Obviously, when you have multiple teens and little time, you’re only going to get so deep into their backstories and growth. However, I couldn’t help but feel that something was missing from the leads’ development because while the story was built up to have them confront their flaws, it ultimately doesn’t lead to many fleshed-out resolutions.
Take Brooklynn, the lifestyle streamer with millions of followers, for example. (Minor spoilers!) When we meet her, she is eager to document her trip but anxious about her falling follower count. (This is relevant to today and sets up a strong character that kids can relate to). After someone steals her phone, however, she gets even more stressed because her online popularity is literally out of her hands. When she tracks down the culprit, she is understandably angry. But after finding out their motivation for taking her phone and spending some time alone, she cools down, makes up with the phone thief, and jokes about making a new video.

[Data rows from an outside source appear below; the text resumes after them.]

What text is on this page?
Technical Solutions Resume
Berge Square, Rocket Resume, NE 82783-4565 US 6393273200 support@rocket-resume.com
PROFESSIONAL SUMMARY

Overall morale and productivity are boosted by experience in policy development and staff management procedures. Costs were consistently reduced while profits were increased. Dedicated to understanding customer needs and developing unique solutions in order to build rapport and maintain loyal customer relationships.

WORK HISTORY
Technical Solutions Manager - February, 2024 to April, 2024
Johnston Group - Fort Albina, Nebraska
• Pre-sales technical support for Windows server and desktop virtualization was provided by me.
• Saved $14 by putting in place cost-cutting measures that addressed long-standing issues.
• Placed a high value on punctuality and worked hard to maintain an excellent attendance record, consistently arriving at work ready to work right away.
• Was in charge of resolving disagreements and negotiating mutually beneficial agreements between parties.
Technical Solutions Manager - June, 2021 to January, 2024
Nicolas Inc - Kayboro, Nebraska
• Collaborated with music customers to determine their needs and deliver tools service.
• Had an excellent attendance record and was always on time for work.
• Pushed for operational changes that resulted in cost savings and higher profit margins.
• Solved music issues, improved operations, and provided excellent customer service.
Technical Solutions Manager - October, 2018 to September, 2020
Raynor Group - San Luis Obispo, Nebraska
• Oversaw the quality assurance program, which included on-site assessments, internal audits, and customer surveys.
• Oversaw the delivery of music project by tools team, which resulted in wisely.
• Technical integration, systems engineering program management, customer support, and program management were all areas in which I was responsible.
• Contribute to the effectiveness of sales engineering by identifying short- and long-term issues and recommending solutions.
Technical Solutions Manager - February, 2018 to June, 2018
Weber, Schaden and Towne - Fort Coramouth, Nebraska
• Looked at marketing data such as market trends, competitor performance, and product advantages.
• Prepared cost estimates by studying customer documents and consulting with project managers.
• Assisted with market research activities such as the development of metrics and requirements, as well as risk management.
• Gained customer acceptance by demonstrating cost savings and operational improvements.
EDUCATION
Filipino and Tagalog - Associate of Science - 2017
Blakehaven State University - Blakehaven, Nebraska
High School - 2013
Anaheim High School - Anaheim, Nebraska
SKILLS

The character arcs — even when they follow a more expected path — feel somewhat unfinished or overly simplistic by the end.
Resolving Brooklynn’s flaw this way doesn’t feel satisfying because she never confronts its root — her need to be liked by people online — by instead pivoting toward her forgiveness of someone else and pushing the social media plotline to the side. And this isn’t the only time the character arcs — even when they follow a more expected path — feel somewhat unfinished or overly simplistic by the end. Kids likely won’t mind this, but adults will notice that many of the characters have basic identities that could have been more interesting had they contained an additional layer or two. Perhaps in a second season, Camp Cretaceous will make its characters feel more complete — but by the end of Season 1, their traits and conflicts are left patched-up rather than fully realized.
While I didn’t connect to the entire cast of characters like I had wanted to, Darius remains the most relatable and likable — which is welcome because he is the most prominent character of the bunch. Unlike the other kids, he wasn’t offered a place at Camp Cretaceous because of reasons like money or fame and instead had to work his way there. This — in combination with his touching personal connection to the place that is slowly revealed — is something viewers of all ages can appreciate.
Other aspects of the show I enjoyed included the lush scenery in bioluminescent caves and over the mountains at sunset; the creative “camera angles” from those within Darius’ VR game to the ones panning over the excitement; and the overarching snappy sense of adventure.
This spirited romp through the jungle will surprise and delight the young audience it was designed for. So while it probably isn’t worth going out of your way to watch on your own, it’s likely that you’ll still enjoy the brisk adventure when you sit down to stream it with the rest of the family.
How to watch: Jurassic World: Camp Cretaceous is now streaming on Netflix.